Please vote with your answer

A 47-year-old man with longstanding HIV infection has a 6-month history of increasing abdominal girth. HIV infection was diagnosed in 1995, and treatment with a protease inhibitor-containing antiretroviral regimen was started 2 years ago. Since beginning this regimen, the patient has had consistently undetectable plasma HIV RNA viral loads. His CD4 cell count has increased from 150/μL to 440/μL when last measured, and his weight has decreased from 95 kg (209 Ib) to 90 kg (198 Ib) over the same period. He feels well and is working full time.
Physical examination discloses a small dorsocervical fat pad, wasting in all four extremities, and a protruding abdomen with mild hepatomegaly and some faint striae.
Which of the following is most likely causing this patients current findings?
A. High-grade B-cell lymphoma
B. Cushing’s syndrome
C. HIV lipodystrophy
D. HIV wasting
E. Chronic hepatitis C infection

___________________
Don't live in a town where there are no doctors

  #2

HIV-associated lipodystrophy is a syndrome that occurs in individuals with HIV who are being treated with antiretroviral medications (typically protease inhibitors); this treatment results in lipohypertrophy and lipoatrophy in various anatomic locations. Lipohypertrophy is characterized by the presence of a hypertrophied dorsocervical fat pad, circumferential expansion of the neck, breast enlargement, and abdominal visceral fat accumulation. Lipoatrophy is exemplified by peripheral fat wasting with loss of subcutaneous tissue in the face, arms, legs, and buttocks. In addition, this syndrome is associated with hyperlipidemia, insulin resistance, hyperinsulinemia, and hyperglycemia.


  #3

The correct answer is C

With the advent of highly active antiretroviral therapy came the recognition of a fat redistribution syndrome termed HIV lipodystrophy.

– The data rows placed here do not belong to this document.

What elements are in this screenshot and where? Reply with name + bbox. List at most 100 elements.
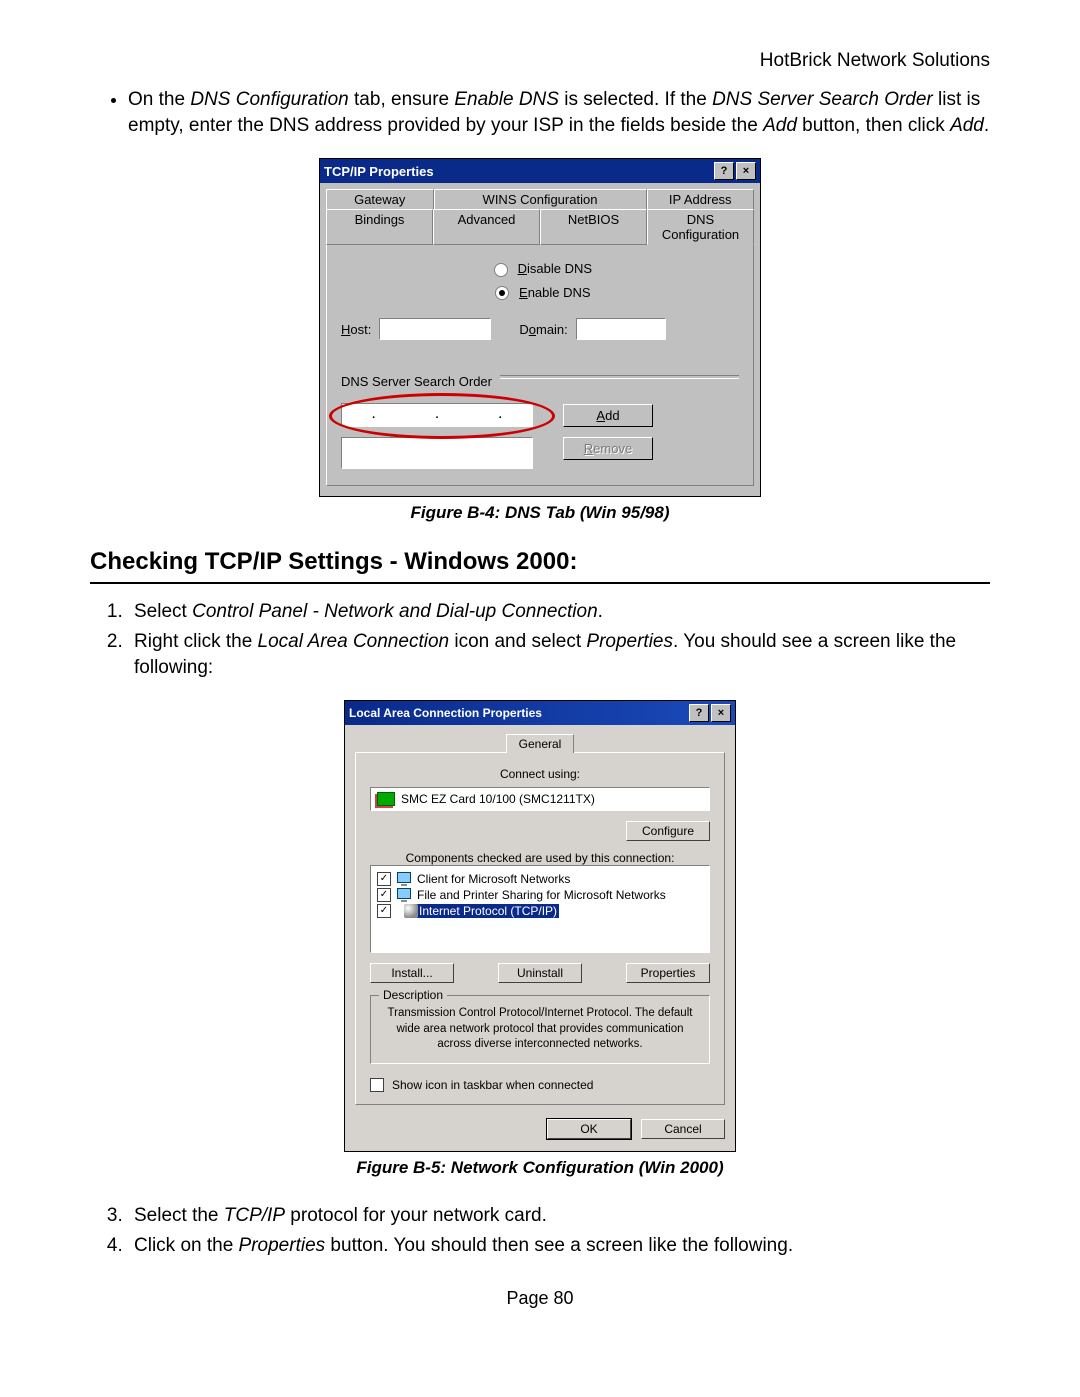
dot: . [499,409,502,421]
steps-list-1: Select Control Panel - Network and Dial-… [90,599,990,680]
dot: . [372,409,375,421]
client-icon [397,872,411,886]
component-label: Client for Microsoft Networks [417,872,570,886]
text: DNS Server Search Order [712,89,933,110]
checkbox-icon[interactable] [370,1078,384,1092]
component-label-selected: Internet Protocol (TCP/IP) [417,904,559,918]
divider [500,375,739,379]
component-label: File and Printer Sharing for Microsoft N… [417,888,666,902]
close-button[interactable]: × [711,704,731,722]
text: is selected. If the [559,89,712,110]
enable-dns-radio[interactable]: Enable DNS [347,285,739,301]
text: . [598,601,603,622]
text: Local Area Connection [258,631,450,652]
ok-button[interactable]: OK [547,1119,631,1139]
host-label: Host: [341,322,371,337]
radio-icon [494,263,508,277]
figure-b5-caption: Figure B-5: Network Configuration (Win 2… [90,1158,990,1178]
help-button[interactable]: ? [714,162,734,180]
nic-icon [377,792,395,806]
text: tab, ensure [349,89,455,110]
adapter-name: SMC EZ Card 10/100 (SMC1211TX) [401,792,595,806]
tab-ip-address[interactable]: IP Address [647,189,755,210]
properties-button[interactable]: Properties [626,963,710,983]
dialog-title: Local Area Connection Properties [349,706,542,720]
host-input[interactable] [379,318,491,340]
text: Properties [586,631,673,652]
section-heading: Checking TCP/IP Settings - Windows 2000: [90,548,990,584]
adapter-box: SMC EZ Card 10/100 (SMC1211TX) [370,787,710,811]
connect-using-label: Connect using: [370,767,710,781]
tab-wins-configuration[interactable]: WINS Configuration [434,189,647,210]
help-button[interactable]: ? [689,704,709,722]
tab-general[interactable]: General [506,734,575,753]
cancel-button[interactable]: Cancel [641,1119,725,1139]
tab-advanced[interactable]: Advanced [433,209,540,245]
component-item[interactable]: Internet Protocol (TCP/IP) [377,904,703,918]
components-label: Components checked are used by this conn… [370,851,710,865]
description-group: Description Transmission Control Protoco… [370,995,710,1064]
step-4: Click on the Properties button. You shou… [128,1233,990,1259]
steps-list-2: Select the TCP/IP protocol for your netw… [90,1203,990,1258]
text: DNS Configuration [190,89,348,110]
description-legend: Description [379,988,447,1002]
step-2: Right click the Local Area Connection ic… [128,629,990,680]
checkbox-icon[interactable] [377,888,391,902]
text: TCP/IP [224,1205,285,1226]
text: button, then click [797,115,950,136]
add-button[interactable]: Add [563,404,653,427]
dns-server-list[interactable] [341,437,533,469]
show-icon-checkbox[interactable]: Show icon in taskbar when connected [370,1078,710,1092]
radio-label: Enable DNS [519,285,591,300]
tab-netbios[interactable]: NetBIOS [540,209,647,245]
close-button[interactable]: × [736,162,756,180]
step-3: Select the TCP/IP protocol for your netw… [128,1203,990,1229]
remove-button[interactable]: Remove [563,437,653,460]
text: On the [128,89,190,110]
component-item[interactable]: File and Printer Sharing for Microsoft N… [377,888,703,902]
tab-gateway[interactable]: Gateway [326,189,434,210]
text: Properties [239,1235,326,1256]
components-list[interactable]: Client for Microsoft Networks File and P… [370,865,710,953]
page-number: Page 80 [90,1288,990,1309]
general-panel: Connect using: SMC EZ Card 10/100 (SMC12… [355,752,725,1105]
fileshare-icon [397,888,411,902]
domain-input[interactable] [576,318,666,340]
intro-bullet: On the DNS Configuration tab, ensure Ena… [128,87,990,138]
text: Select the [134,1205,224,1226]
checkbox-label: Show icon in taskbar when connected [392,1078,593,1092]
radio-icon [495,286,509,300]
titlebar: TCP/IP Properties ? × [320,159,760,183]
checkbox-icon[interactable] [377,872,391,886]
text: Enable DNS [454,89,559,110]
page-header: HotBrick Network Solutions [90,50,990,72]
disable-dns-radio[interactable]: Disable DNS [347,261,739,277]
lan-properties-dialog: Local Area Connection Properties ? × Gen… [344,700,736,1152]
dialog-title: TCP/IP Properties [324,164,434,179]
tab-dns-configuration[interactable]: DNS Configuration [647,209,754,245]
tcpip-properties-dialog: TCP/IP Properties ? × Gateway WINS Confi… [319,158,761,497]
component-item[interactable]: Client for Microsoft Networks [377,872,703,886]
radio-label: Disable DNS [518,261,592,276]
text: protocol for your network card. [285,1205,547,1226]
step-1: Select Control Panel - Network and Dial-… [128,599,990,625]
titlebar: Local Area Connection Properties ? × [345,701,735,725]
text: Add [763,115,797,136]
install-button[interactable]: Install... [370,963,454,983]
text: icon and select [449,631,586,652]
tab-bindings[interactable]: Bindings [326,209,433,245]
figure-b4-caption: Figure B-4: DNS Tab (Win 95/98) [90,503,990,523]
domain-label: Domain: [519,322,567,337]
checkbox-icon[interactable] [377,904,391,918]
uninstall-button[interactable]: Uninstall [498,963,582,983]
description-text: Transmission Control Protocol/Internet P… [381,1006,699,1053]
dns-search-order-label: DNS Server Search Order [341,374,492,389]
text: button. You should then see a screen lik… [325,1235,793,1256]
text: Add [950,115,984,136]
dot: . [435,409,438,421]
text: Select [134,601,192,622]
intro-bullet-list: On the DNS Configuration tab, ensure Ena… [90,87,990,138]
configure-button[interactable]: Configure [626,821,710,841]
dns-ip-input[interactable]: . . . [341,403,533,427]
text: Click on the [134,1235,239,1256]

The mechanism for this disorder is not well understood but may involve a complex interplay between viral infection and antiretroviral therapy. Protease inhibitors are most closely associated with this syndrome, but nucleoside analogues, most notably stavudine, have also been implicated. The syndrome has also developed in patients who have never received antiretroviral therapy. HIV lipodystrophy may be associated with hyperlipidemia and glucose intolerance. Findings of lipodystrophy consist of some combination of fat wasting, primarily involving the face and extremities (lipoatrophy), with fat accumulation in the abdomen (visceral adiposity), breasts (in women), and sometimes in the face and dorsum of the neck (fat accumulation in the face and neck may mimic features of Cushings syndrome). No effective treatment has been identified to date.
There are no findings at this time to support a diagnosis of lymphoma in this patient. HIV wasting is a late-stage complication that is associated with profound and progressive weight loss and cachexia. Although chronic hepatitis C is a possibility, hepatitis would not explain all of this patients physical findings.